Tuesday 03, January 2017 by Georgina Enzer

RAM Ratings assigns preliminary ratings to Quill Retail Malls’ proposed Sukuk Murabaha

RAM Ratings has assigned respective preliminary ratings of AA1/Stable, AA3/Stable, A2/Stable and A3/Stable to Quill Retail Malls Sdn Bhd’s (QRMSB) proposed RM 200 million Class A, RM 70 million Class B, RM 50 million Class C and RM 30 million Class D Sukuk Murabahah.

The proposed issues are part of QRMSB’s plan to refinance its outstanding CP/MTN programme of up to RM 850 million (established in 2013) primarily to fund the development of Quill City Mall (the Mall or the Property) – the asset to be securitised.

The ratings are supported by the available collateral as well as the transaction’s structural features that ensure timely repayment of the Sukuk Murabahah by the legal maturity. Based on RAM’s assessed adjusted valuation of RM 595 million for the Property, the respective loan-to-value (LTV) ratios of 33.6 per cent, 45.4 per cent, 53.8 per cent and 58.8 per cent provide adequate credit support for the preliminary ratings assigned to the Class A, Class B, Class C and Class D Sukuk Murabahah. RAM Ratings highlights that its assessment of the Property’s adjusted valuation considers the characteristics of the underlying asset, its short operating history of about two years and the asset outlook for Quill City Mall.
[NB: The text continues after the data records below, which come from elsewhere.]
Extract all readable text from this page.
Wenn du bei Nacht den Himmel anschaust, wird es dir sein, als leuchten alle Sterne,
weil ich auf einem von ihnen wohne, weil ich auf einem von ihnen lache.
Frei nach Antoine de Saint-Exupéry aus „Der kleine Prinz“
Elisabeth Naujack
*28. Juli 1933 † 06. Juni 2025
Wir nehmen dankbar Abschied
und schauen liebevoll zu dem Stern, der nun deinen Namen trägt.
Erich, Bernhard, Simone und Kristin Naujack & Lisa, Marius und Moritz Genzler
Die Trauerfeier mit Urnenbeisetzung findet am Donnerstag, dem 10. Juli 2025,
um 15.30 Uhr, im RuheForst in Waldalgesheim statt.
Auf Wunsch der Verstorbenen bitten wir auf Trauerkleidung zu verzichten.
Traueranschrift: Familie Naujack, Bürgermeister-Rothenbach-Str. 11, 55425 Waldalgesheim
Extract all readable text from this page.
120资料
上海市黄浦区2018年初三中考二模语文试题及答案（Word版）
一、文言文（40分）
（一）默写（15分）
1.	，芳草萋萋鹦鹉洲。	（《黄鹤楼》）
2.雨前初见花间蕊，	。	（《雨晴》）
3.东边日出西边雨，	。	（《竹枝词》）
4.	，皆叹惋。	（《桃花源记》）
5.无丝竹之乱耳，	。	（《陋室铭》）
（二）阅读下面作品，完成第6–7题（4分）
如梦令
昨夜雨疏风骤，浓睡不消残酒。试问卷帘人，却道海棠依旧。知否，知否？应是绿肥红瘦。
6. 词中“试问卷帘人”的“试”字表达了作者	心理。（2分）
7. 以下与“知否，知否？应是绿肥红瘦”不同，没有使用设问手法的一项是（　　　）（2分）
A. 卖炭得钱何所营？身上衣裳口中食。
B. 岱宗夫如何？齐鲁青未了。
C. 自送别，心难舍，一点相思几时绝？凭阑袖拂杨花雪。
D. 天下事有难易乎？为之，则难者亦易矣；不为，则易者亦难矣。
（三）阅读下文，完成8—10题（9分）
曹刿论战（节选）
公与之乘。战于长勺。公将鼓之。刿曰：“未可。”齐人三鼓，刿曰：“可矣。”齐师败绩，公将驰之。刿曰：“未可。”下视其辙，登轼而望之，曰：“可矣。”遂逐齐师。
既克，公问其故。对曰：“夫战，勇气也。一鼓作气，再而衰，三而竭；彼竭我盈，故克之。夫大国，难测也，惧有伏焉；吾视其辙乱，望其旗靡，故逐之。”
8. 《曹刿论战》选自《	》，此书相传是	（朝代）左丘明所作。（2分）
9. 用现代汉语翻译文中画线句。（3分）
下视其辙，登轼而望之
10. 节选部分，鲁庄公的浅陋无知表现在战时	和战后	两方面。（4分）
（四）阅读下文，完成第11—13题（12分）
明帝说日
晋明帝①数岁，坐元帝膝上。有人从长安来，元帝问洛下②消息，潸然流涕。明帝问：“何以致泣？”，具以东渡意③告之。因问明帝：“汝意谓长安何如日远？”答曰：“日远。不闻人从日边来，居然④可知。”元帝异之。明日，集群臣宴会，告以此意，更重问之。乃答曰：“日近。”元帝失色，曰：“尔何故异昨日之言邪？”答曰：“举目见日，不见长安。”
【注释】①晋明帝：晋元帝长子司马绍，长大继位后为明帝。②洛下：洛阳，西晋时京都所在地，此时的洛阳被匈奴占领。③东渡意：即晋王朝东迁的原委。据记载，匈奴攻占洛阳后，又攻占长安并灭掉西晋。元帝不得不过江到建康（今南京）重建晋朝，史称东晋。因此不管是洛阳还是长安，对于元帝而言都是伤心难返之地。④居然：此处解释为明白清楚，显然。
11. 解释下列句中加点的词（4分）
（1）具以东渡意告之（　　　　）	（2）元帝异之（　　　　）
As the disposal of the Property is the ultimate recourse for the Sukuk holders, the transaction incorporates predefined trigger events to initiate the sale.

As the Mall is only in its second year of operations and has yet to demonstrate a sustainable cashflow performance, the transaction’s periodic obligations are envisaged to be met through the Property’s cashflow and an irrevocable standby liquidity facility (LF) or bank guarantee (BG) facility of up to RM[50] million (if required). The LF/BG can be reduced by RM[5] million per annum (subject to meeting the relevant conditions) and will rank after the Sukuk Murabahah in terms of security, with no recourse to QRMSB. Based on our assessment, QRMSB may require support from the LF/BG to meet its ongoing profit obligations if its weak operating cashflow arising from slow rental collections persist. RAM Ratings believes that the RM 50 million limit should be sufficient to bridge the expected shortfall in the Mall’s cashflow vis-à-vis timely payments on the Sukuk Murabahah’s profit obligations up to the legal maturity. Furthermore, the transaction’s cash-trapping mechanism that is based on asset performance adds further liquidity support, particularly in the initial years given the unseasoned property profile amid a challenging retail environment.

Based on its performance in 9M 2016, the Mall achieved an annualised net property income of RM 20 million, although its cashflow is expected to be 21 per cent lower given the present average rental collection rate of 79 per cent. That said, we understand that QRMSB recently tightened its credit practices, which should further improve its rental collections. Meanwhile, the Mall is also exposed to tenant-concentration risk as AEON Co (M) Berhad (its major anchor tenant) occupies 32 per cent of its net lettable area (NLA). Furthermore, the Property’s lease-maturity profile is lumpy as a substantial 80 per cent of its NLA will be due for renewal in 2017. While some comfort can be derived from this anchor tenant’s long-term lease (i.e. 10 terms of three years each), we remain mindful of the Mall’s yet-to-be-proven ability to establish a niche with the right tenant mix during the gestation period, given the softer retail market.

QRMSB is a member of the Quill group of companies (Quill Group) that was established in 1988 by Dato’ Jennifer Low and Dato’ Michael Ong. Quill Group is a multi-disciplinary property group, although it recently diversified into luxury vehicles and health services. RAM highlights that Quill City Mall is the first retail mall managed by the Group; it remains to be seen if the Group can transfer its expertise in managing custom-built buildings to the retail arena. That said, some comfort can be derived from the supporting middle-management line-up, who have about 16 years’ experience in the shopping industry.